On peut aller plus loin dans la détente corporelle, qui se fait forcément en lien avec un travail sous-jacent, conscient ou non, verbalisé ou non.

Mais il y a aussi un chemin plus subtil : à partir des sens, des sensations somesthésiques, la mémoire du corps pourra permettre des remontées liées à la vie affective et faciliter la verbalisation.

C'est dire que chez certains patients, le travail sensoriel agira surtout sur le "corps réel", le "corps de la fonction"; chez d'autres il se fera surtout avec le "corps imaginaire". Comme le dit Raymons Jarreau, "la relaxation statico-dynamique aborde le corps réel, anatomo-physiologique et dans une moindre mesure le corps imaginaire du psychanalyste".

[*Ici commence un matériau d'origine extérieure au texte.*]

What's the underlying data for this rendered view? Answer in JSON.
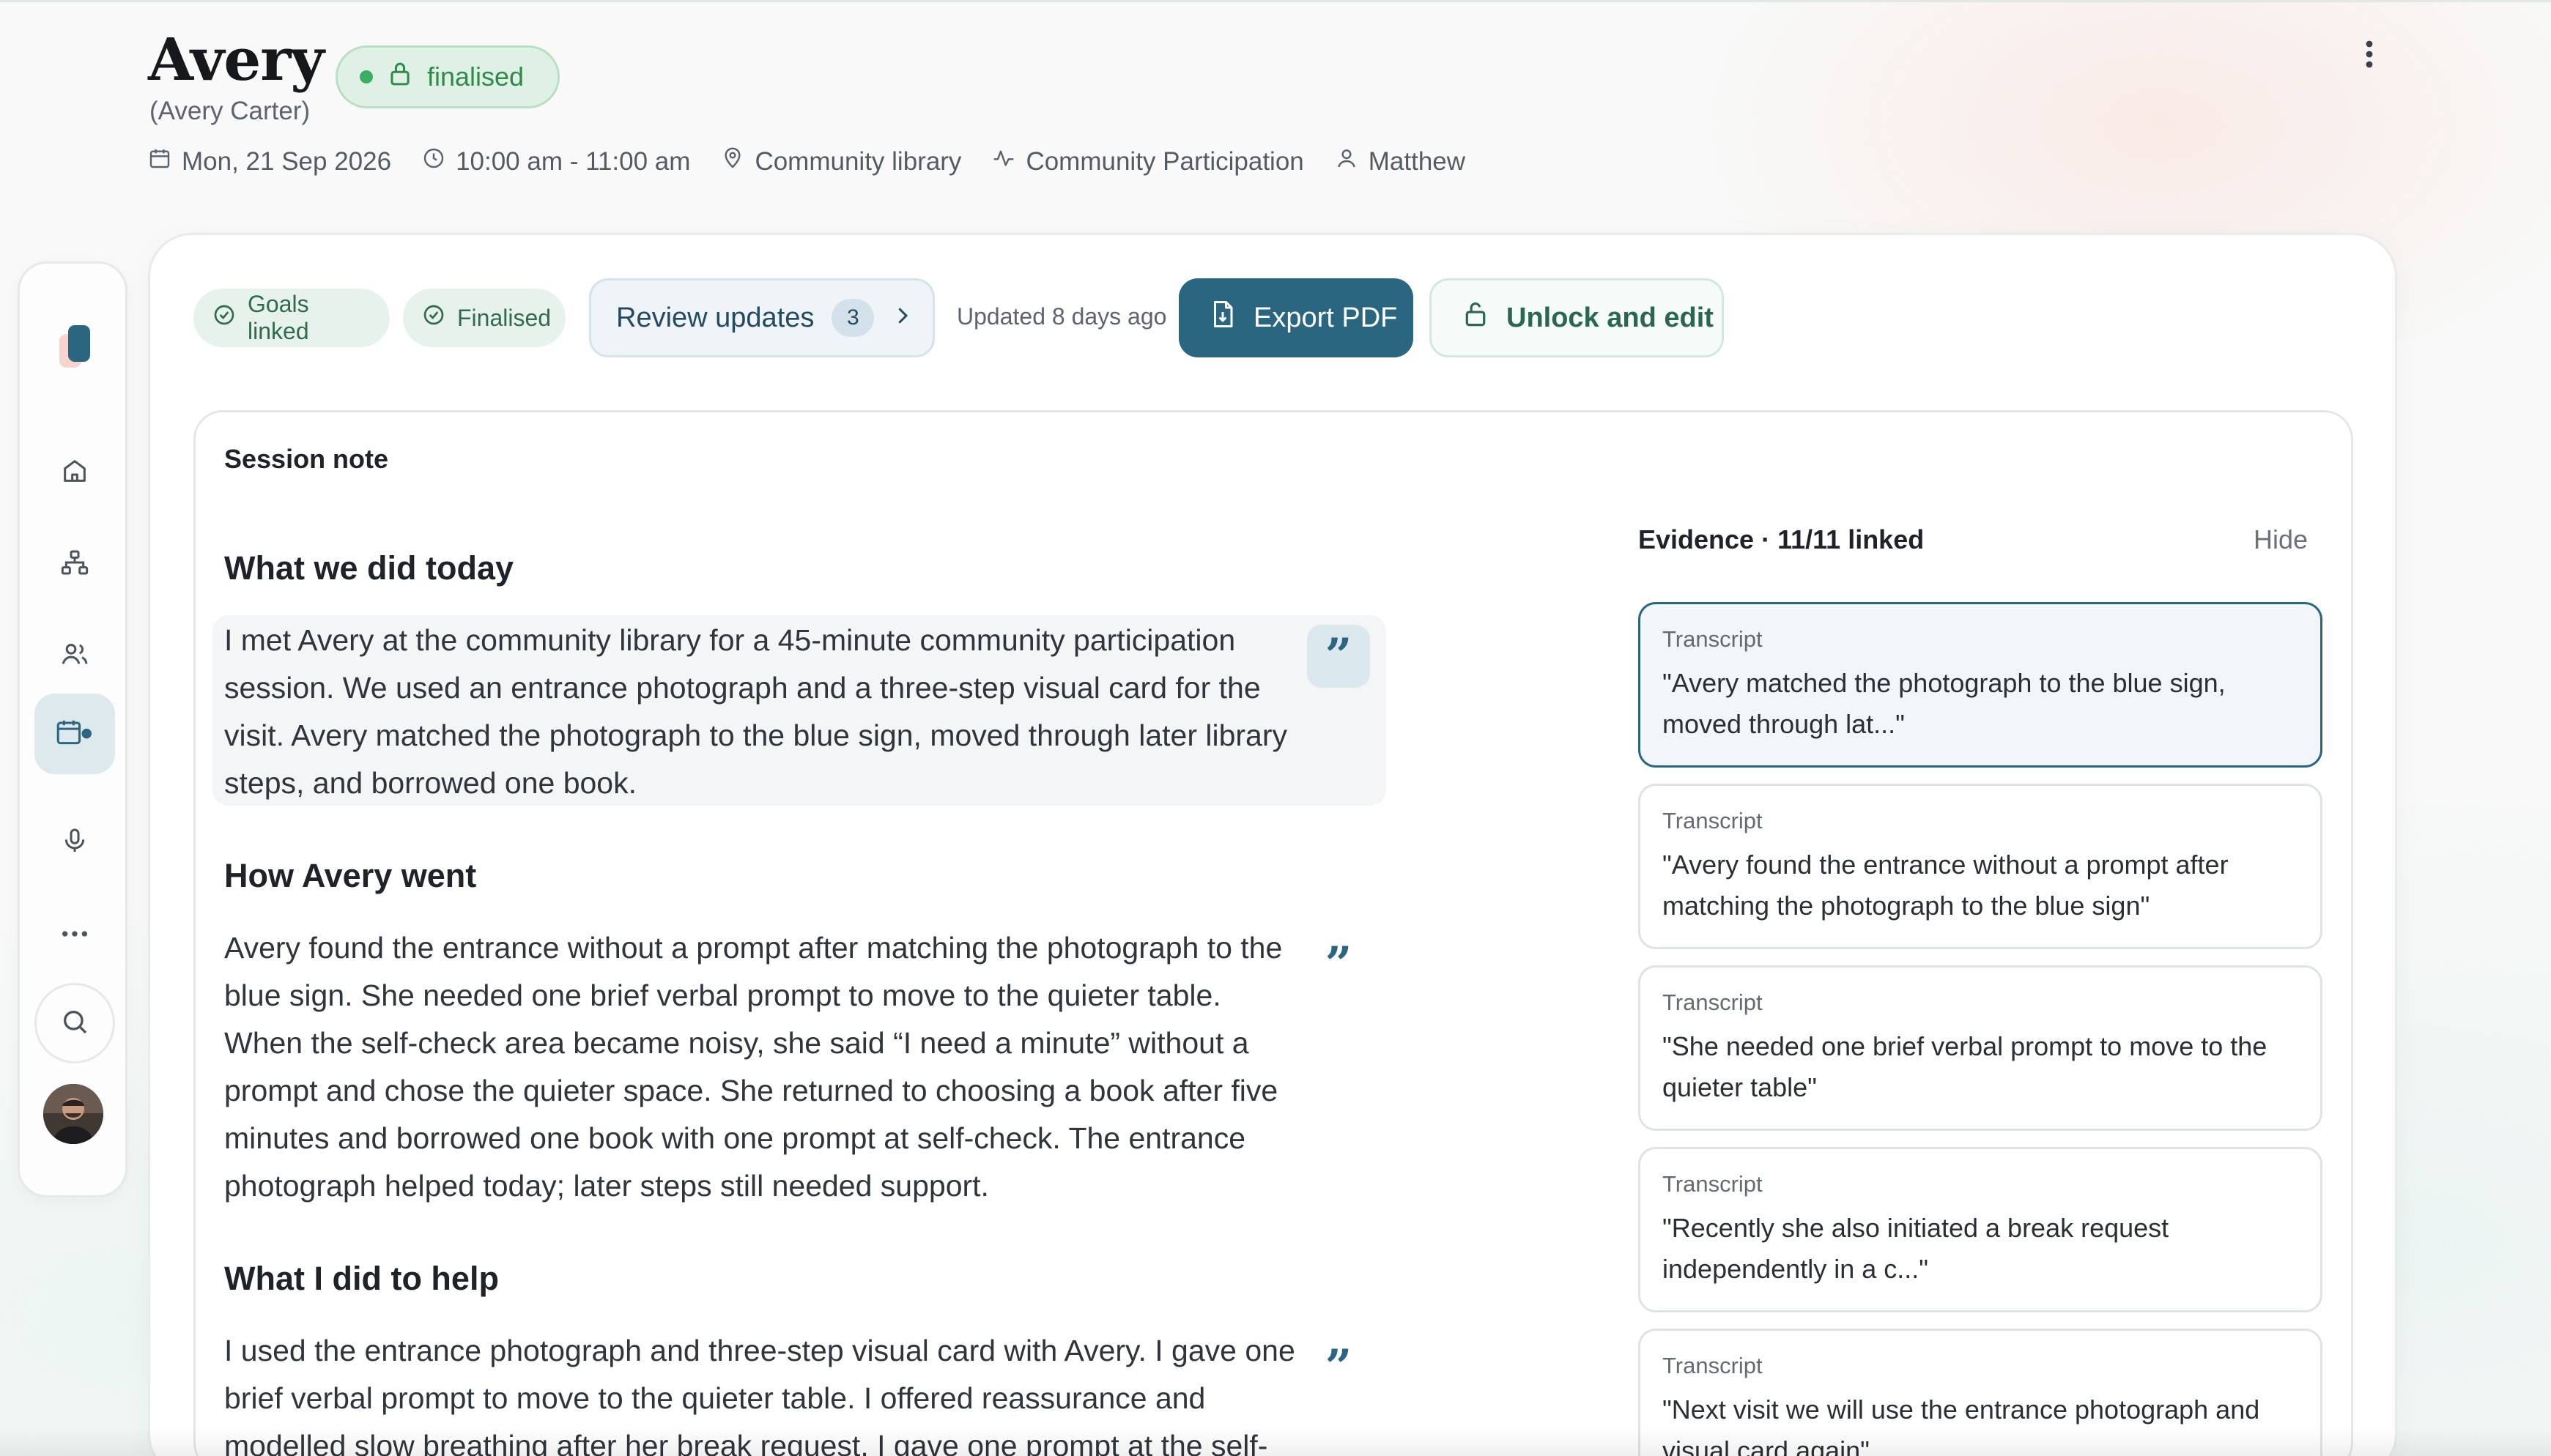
{
  "header": {
    "name": "Avery",
    "full_name": "(Avery Carter)",
    "status": "finalised",
    "date": "Mon, 21 Sep 2026",
    "time": "10:00 am - 11:00 am",
    "location": "Community library",
    "activity": "Community Participation",
    "worker": "Matthew"
  },
  "sidebar": {
    "items": [
      "home-icon",
      "org-chart-icon",
      "people-icon",
      "calendar-icon",
      "microphone-icon",
      "more-icon",
      "search-icon"
    ],
    "active": "calendar-icon"
  },
  "toolbar": {
    "chip_goals": "Goals linked",
    "chip_finalised": "Finalised",
    "review_label": "Review updates",
    "review_count": "3",
    "updated": "Updated 8 days ago",
    "export_label": "Export PDF",
    "unlock_label": "Unlock and edit"
  },
  "note": {
    "label": "Session note",
    "sections": [
      {
        "heading": "What we did today",
        "body": "I met Avery at the community library for a 45-minute community participation session. We used an entrance photograph and a three-step visual card for the visit. Avery matched the photograph to the blue sign, moved through later library steps, and borrowed one book."
      },
      {
        "heading": "How Avery went",
        "body": "Avery found the entrance without a prompt after matching the photograph to the blue sign. She needed one brief verbal prompt to move to the quieter table. When the self-check area became noisy, she said “I need a minute” without a prompt and chose the quieter space. She returned to choosing a book after five minutes and borrowed one book with one prompt at self-check. The entrance photograph helped today; later steps still needed support."
      },
      {
        "heading": "What I did to help",
        "body": "I used the entrance photograph and three-step visual card with Avery. I gave one brief verbal prompt to move to the quieter table. I offered reassurance and modelled slow breathing after her break request. I gave one prompt at the self-"
      }
    ]
  },
  "evidence": {
    "title": "Evidence · 11/11 linked",
    "hide_label": "Hide",
    "items": [
      {
        "type": "Transcript",
        "text": "\"Avery matched the photograph to the blue sign, moved through lat...\""
      },
      {
        "type": "Transcript",
        "text": "\"Avery found the entrance without a prompt after matching the photograph to the blue sign\""
      },
      {
        "type": "Transcript",
        "text": "\"She needed one brief verbal prompt to move to the quieter table\""
      },
      {
        "type": "Transcript",
        "text": "\"Recently she also initiated a break request independently in a c...\""
      },
      {
        "type": "Transcript",
        "text": "\"Next visit we will use the entrance photograph and visual card again\""
      }
    ]
  },
  "colors": {
    "accent": "#2b6680",
    "success": "#3cae63",
    "chip_bg": "#e7f2ec"
  }
}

Ces chemins ne s'excluent pas l'un l'autre, mais seront suivis par chaque patient de manière différente, en fonction de sa demande latente propre et de la souplesse de ses défenses.
Le thérapeute sera à l'écoute des possibilités et des risques. Pour cela, il utilisera lui-même sa réceptivité au patient, donc son propre corps… En effet, comme l'affirme Jean Marvaud : "En relaxation, le contre-transfert se joue également au niveau des sensations éprouvées par le thérapeute.
Ce corps-à-corps patient-thérapeute est essentiel . Si Freud a écrit "Le psychanalyste se sert de son inconscient comme d'un instrument", nous pouvons dire que le psychothérapeute de relaxation se sert de son propre corps comme d'un instrument".